Der Hirschenplatz mit Göldlinhaus um 1900, die Kapellbrücke und das Hotel du Lac um 1890 oder der Luzernerhof um 1880. Täglich um 6 Uhr morgens veröffentlicht die Facebookseite «Historisches Lozärn» ein Foto aus alten Tagen. Und erfreut damit alle geschichtsinteressierten Luzern-Liebhaber. Seit dem 17. Juni ist die Seite aktiv und hat schon über 600 Follower.

Historische Bilder im Internet veröffentlichen? Da war doch was. Vor rund einem halben Jahr berichtete zentralplus über den Bilderzoff in der Luzerner Facebook-Community. Fotograf Emmanuel Ammon ärgerte sich damals über die Seite «Verschwundenes Luzern». Diese zeigte ebenfalls Bilder aus dem Archiv von Ammon, jedoch ohne seine Einwilligung, und verletzte damit Urheberrecht.
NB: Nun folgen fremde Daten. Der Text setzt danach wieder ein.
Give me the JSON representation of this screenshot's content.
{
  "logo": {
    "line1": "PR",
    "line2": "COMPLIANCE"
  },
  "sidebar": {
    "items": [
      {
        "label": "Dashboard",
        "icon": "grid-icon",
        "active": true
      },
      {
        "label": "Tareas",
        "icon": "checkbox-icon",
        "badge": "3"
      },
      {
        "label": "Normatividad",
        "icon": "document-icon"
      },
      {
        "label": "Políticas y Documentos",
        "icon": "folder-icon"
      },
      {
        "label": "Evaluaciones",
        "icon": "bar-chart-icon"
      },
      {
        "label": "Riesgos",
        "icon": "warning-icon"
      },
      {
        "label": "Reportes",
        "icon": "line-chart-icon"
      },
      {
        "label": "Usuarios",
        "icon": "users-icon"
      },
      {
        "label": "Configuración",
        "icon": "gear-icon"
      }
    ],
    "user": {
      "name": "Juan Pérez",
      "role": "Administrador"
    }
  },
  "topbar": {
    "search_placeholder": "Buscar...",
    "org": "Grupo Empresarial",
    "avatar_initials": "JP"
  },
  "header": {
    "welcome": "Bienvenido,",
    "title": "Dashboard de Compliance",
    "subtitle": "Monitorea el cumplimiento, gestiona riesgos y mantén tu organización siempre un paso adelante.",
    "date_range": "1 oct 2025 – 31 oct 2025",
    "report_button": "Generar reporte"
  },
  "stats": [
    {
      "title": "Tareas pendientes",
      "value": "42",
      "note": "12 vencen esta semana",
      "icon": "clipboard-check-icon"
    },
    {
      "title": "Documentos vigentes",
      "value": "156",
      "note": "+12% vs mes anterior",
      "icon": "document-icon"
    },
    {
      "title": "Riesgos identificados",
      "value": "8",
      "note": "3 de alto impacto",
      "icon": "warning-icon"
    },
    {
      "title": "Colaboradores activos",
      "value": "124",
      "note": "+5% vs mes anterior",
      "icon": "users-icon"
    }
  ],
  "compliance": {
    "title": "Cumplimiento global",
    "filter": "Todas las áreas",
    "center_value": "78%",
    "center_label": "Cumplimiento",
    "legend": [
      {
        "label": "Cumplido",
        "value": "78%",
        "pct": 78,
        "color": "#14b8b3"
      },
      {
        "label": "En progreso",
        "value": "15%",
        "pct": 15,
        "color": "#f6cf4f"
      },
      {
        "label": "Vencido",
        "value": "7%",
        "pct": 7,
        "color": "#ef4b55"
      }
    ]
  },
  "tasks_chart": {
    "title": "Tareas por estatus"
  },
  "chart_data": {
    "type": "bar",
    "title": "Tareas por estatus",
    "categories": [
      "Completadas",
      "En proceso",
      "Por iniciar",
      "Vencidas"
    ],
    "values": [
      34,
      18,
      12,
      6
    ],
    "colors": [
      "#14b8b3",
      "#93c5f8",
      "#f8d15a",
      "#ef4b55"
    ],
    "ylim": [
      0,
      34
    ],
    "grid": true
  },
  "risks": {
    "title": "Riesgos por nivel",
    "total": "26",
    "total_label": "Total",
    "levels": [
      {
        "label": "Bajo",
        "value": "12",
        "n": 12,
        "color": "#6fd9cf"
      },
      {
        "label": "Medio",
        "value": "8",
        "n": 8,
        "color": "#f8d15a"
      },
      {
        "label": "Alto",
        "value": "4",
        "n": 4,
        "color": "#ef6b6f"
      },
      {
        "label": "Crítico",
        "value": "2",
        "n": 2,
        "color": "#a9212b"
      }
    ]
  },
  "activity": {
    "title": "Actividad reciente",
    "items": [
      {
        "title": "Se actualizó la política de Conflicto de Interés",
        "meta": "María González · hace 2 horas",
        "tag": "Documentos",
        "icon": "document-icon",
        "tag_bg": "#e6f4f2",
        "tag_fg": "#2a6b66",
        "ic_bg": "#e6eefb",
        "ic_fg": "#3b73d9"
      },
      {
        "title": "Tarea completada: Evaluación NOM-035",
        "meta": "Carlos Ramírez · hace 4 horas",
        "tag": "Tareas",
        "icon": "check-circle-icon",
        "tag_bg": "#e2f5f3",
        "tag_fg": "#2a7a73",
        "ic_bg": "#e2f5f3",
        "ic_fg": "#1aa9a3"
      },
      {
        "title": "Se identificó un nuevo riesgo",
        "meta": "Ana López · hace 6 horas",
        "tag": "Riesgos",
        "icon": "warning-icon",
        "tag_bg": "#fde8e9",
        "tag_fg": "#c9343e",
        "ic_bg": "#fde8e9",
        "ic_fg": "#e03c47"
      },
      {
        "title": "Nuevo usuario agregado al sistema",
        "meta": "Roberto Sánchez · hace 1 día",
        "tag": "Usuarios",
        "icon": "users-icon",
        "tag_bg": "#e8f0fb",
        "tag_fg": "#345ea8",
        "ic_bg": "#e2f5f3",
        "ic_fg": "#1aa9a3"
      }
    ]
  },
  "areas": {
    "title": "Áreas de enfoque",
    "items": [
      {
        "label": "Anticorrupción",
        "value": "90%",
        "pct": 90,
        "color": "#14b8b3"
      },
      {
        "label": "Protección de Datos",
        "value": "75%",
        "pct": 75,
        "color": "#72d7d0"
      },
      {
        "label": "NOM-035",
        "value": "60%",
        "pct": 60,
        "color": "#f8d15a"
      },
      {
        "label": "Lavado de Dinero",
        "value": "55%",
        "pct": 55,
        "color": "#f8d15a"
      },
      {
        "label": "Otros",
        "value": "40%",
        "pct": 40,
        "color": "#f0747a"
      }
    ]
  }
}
Die neue Seite «Historisches Lozärn» ist ein Ableger der Gruppe «Du besch vo Lozärn, wenn …». Denn dort war man sich der Urheberrechts-Problematik bewusst. Auf der neuen Seite wird jedes Bild mit Jahreszahl und historischen Daten versehen und auch der Urheber des Fotos wird angegeben, sofern die Daten bekannt sind. Die Administratoren hinter der Seite sind zwei alte Bekannte: Garthster.Lucerne und Büsy Lingg (siehe Box). Beide sind Teil des Fünfer-Admin-Teams der bekannten Luzerner Facebookgruppe.
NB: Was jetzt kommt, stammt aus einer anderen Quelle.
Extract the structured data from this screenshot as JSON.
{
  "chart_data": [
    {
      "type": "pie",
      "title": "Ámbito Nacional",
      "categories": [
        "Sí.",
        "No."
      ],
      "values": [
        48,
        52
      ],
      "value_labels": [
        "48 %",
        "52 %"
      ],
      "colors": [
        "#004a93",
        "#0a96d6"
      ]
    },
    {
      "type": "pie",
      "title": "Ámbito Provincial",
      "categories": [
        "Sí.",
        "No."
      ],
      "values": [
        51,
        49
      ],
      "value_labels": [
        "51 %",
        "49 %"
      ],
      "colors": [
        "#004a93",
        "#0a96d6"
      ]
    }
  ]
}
Garthster erklärt: «Die Gruppe wurde damals mehrmals für von Mitgliedern gepostete Bilder gerügt, die dabei scheinbar Bildrechte verletzten. Die Gefahr bestand sogar, dass sie geschlossen wird.» Dies wollte man verhindern und so habe man sich im Sommer 2015 entschlossen, die Bilder für die Gruppe selber aufzubereiten. Die Bilder wurden fortlaufend in der Gruppe gepostet und jetzt, im Juni 2016, habe man sich entschlossen, mit diesen Bildern eine neue, separate Seite für die Mitglieder aufzubauen. «Darin sind nur noch historische Bilder von Luzern enthalten. Wunderschöne Bilder zum Teilen, Downloaden oder um selber ein Fotobuch oder einen Kalender damit zu gestalten», sagt Garthster.

 

500 Bilder in der Pipeline

«Das Interesse an alten Bildern von Luzern ist enorm», sagt Garthster. Luzerner hätten eine grosse Affinität zu ihrer Stadt. «Wir leben ja auch in der schönsten Stadt der Welt», so der Luzerner. Gemeinsam mit dem Luzerner Künstler und Fotografen Xaver Mustaniemi habe er rund 500 Bilder fachgerecht für Facebook aufgearbeitet, inklusive Datums-, Orts- und Quellenangaben. «Wir haben gut drei bis vier Monate viel Zeit in das Projekt investiert.» Mittlerweile sind rund 60 Bilder online gegangen und 100 weitere terminiert, sagt Garthster. In den nächsten Wochen würden die restlichen darauf warten, eingepflegt zu werden.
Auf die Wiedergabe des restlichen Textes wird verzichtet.